Urbain Desbois insistait pour que je ne le regarde pas écrire. Je l’ai remercié et je me suis dirigée vers la sortie, dans la salle devenue presque déserte. Dans la rue, sous la lumière de l’enseigne au néon, j’ai découvert un délicieux petit je t’aime bien lové à l’intérieur de la pochette. Une dédicace simple et mignonne qui m’avait marquée.

Parfois, ces petits mots sont écrits à la va-vite et standardisés. Certains auteurs prennent cependant le temps de les personnaliser. C’est ce que j’aime des salons du livre, de voir les auteurs et les lecteurs discuter au moment de la dédicace. Et que dire de ces bédéistes qui tracent un petit dessin à l’intérieur de la couverture, pour le plus grand plaisir de l’acheteur de cette copie devenue unique.

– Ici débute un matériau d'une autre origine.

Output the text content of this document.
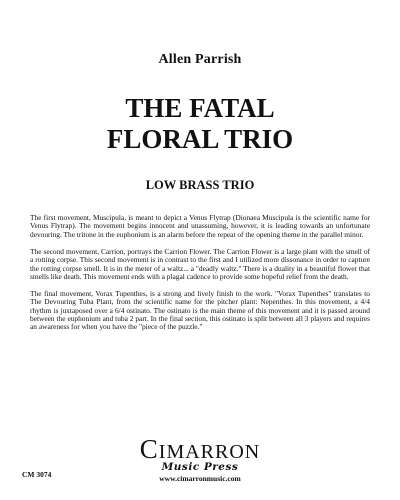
Allen Parrish
THE FATAL
FLORAL TRIO
LOW BRASS TRIO

The first movement, Muscipula, is meant to depict a Venus Flytrap (Dionaea Muscipula is the scientific name for Venus Flytrap). The movement begins innocent and unassuming, however, it is leading towards an unfortunate devouring. The tritone in the euphonium is an alarm before the repeat of the opening theme in the parallel minor.

The second movement, Carrion, portrays the Carrion Flower. The Carrion Flower is a large plant with the smell of a rotting corpse. This second movement is in contrast to the first and I utilized more dissonance in order to capture the rotting corpse smell. It is in the meter of a waltz... a "deadly waltz." There is a duality in a beautiful flower that smells like death. This movement ends with a plagal cadence to provide some hopeful relief from the death.

The final movement, Vorax Tupenthes, is a strong and lively finish to the work. "Vorax Tupenthes" translates to The Devouring Tuba Plant, from the scientific name for the pitcher plant: Nepenthes. In this movement, a 4/4 rhythm is juxtaposed over a 6/4 ostinato. The ostinato is the main theme of this movement and it is passed around between the euphonium and tuba 2 part. In the final section, this ostinato is split between all 3 players and requires an awareness for when you have the "piece of the puzzle."

CIMARRON
Music Press
www.cimarronmusic.com
CM 3074
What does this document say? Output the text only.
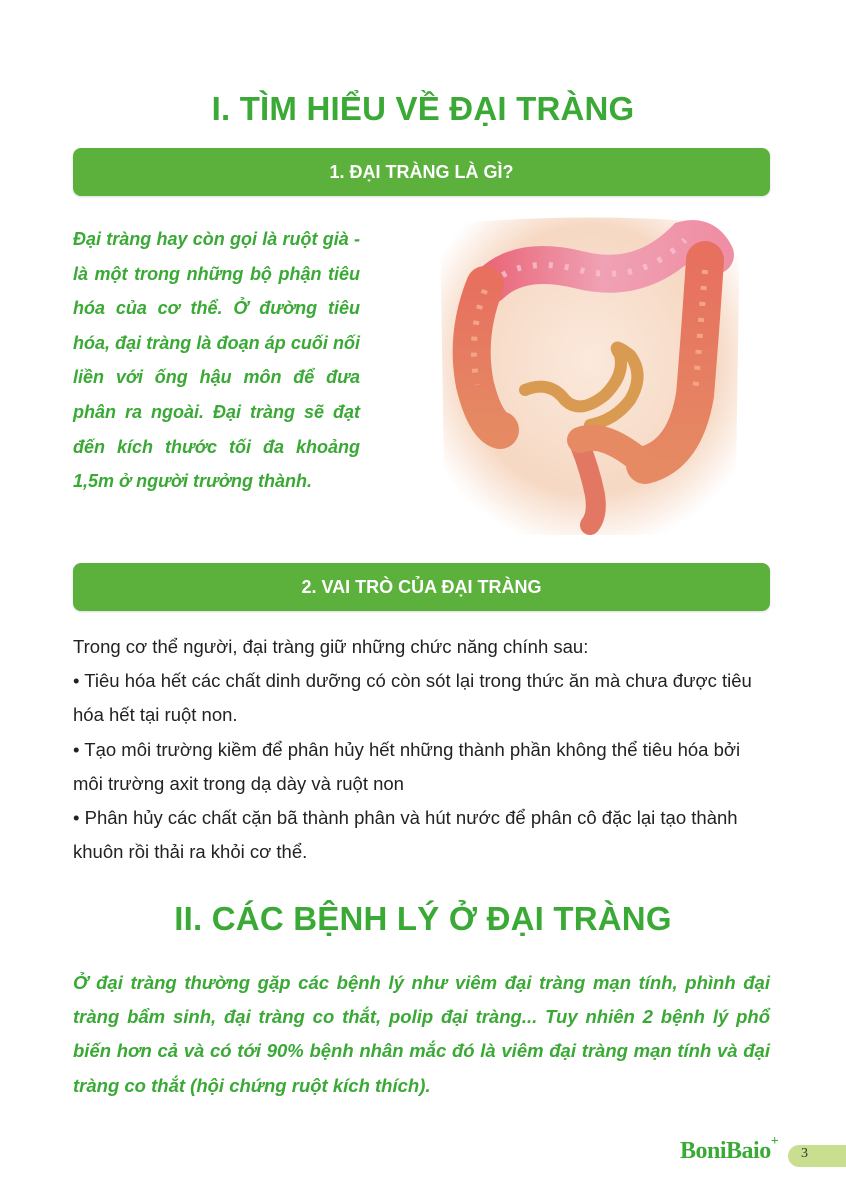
I. TÌM HIỂU VỀ ĐẠI TRÀNG
1. ĐẠI TRÀNG LÀ GÌ?
Đại tràng hay còn gọi là ruột già - là một trong những bộ phận tiêu hóa của cơ thể. Ở đường tiêu hóa, đại tràng là đoạn áp cuối nối liền với ống hậu môn để đưa phân ra ngoài. Đại tràng sẽ đạt đến kích thước tối đa khoảng 1,5m ở người trưởng thành.
2. VAI TRÒ CỦA ĐẠI TRÀNG

Trong cơ thể người, đại tràng giữ những chức năng chính sau:

• Tiêu hóa hết các chất dinh dưỡng có còn sót lại trong thức ăn mà chưa được tiêu hóa hết tại ruột non.

• Tạo môi trường kiềm để phân hủy hết những thành phần không thể tiêu hóa bởi môi trường axit trong dạ dày và ruột non

• Phân hủy các chất cặn bã thành phân và hút nước để phân cô đặc lại tạo thành khuôn rồi thải ra khỏi cơ thể.

II. CÁC BỆNH LÝ Ở ĐẠI TRÀNG
Ở đại tràng thường gặp các bệnh lý như viêm đại tràng mạn tính, phình đại tràng bẩm sinh, đại tràng co thắt, polip đại tràng... Tuy nhiên 2 bệnh lý phổ biến hơn cả và có tới 90% bệnh nhân mắc đó là viêm đại tràng mạn tính và đại tràng co thắt (hội chứng ruột kích thích).
BoniBaio+
3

Il y a aussi ces dédicaces qui font partie de l’oeuvre. Ces mots imprimés, seuls au centre d’une page. Ils ne veulent parfois rien dire pour le lecteur, mais semblent renfermer toute l’affection du monde pour les personnes concernées. À Sara. Deux petits mots qui seraient banals sur une enveloppe accompagnent avec mystère un livre que j’adore. Ils y resteront à jamais, entre la couverture et les premières phrases du récit. Quelle position privilégiée!

Ce matin, j’ai été la première à voir la mise en page finale d’une oeuvre en route vers l’impression. J’étais tout émue de voir enfin cette fameuse thèse, magnifique et intelligente. Puis, mon regard a été accroché par ces quelques mots. Une vingtaine, pas plus. Tout de suite après papa et maman, il y avait moi. Une phrase complète pour moi. Drôle et affecteuse. C’est plus touchant que toutes les cartes Hallmark du monde.

Et d’être tout de suite après les parents, quelle position privilégiée.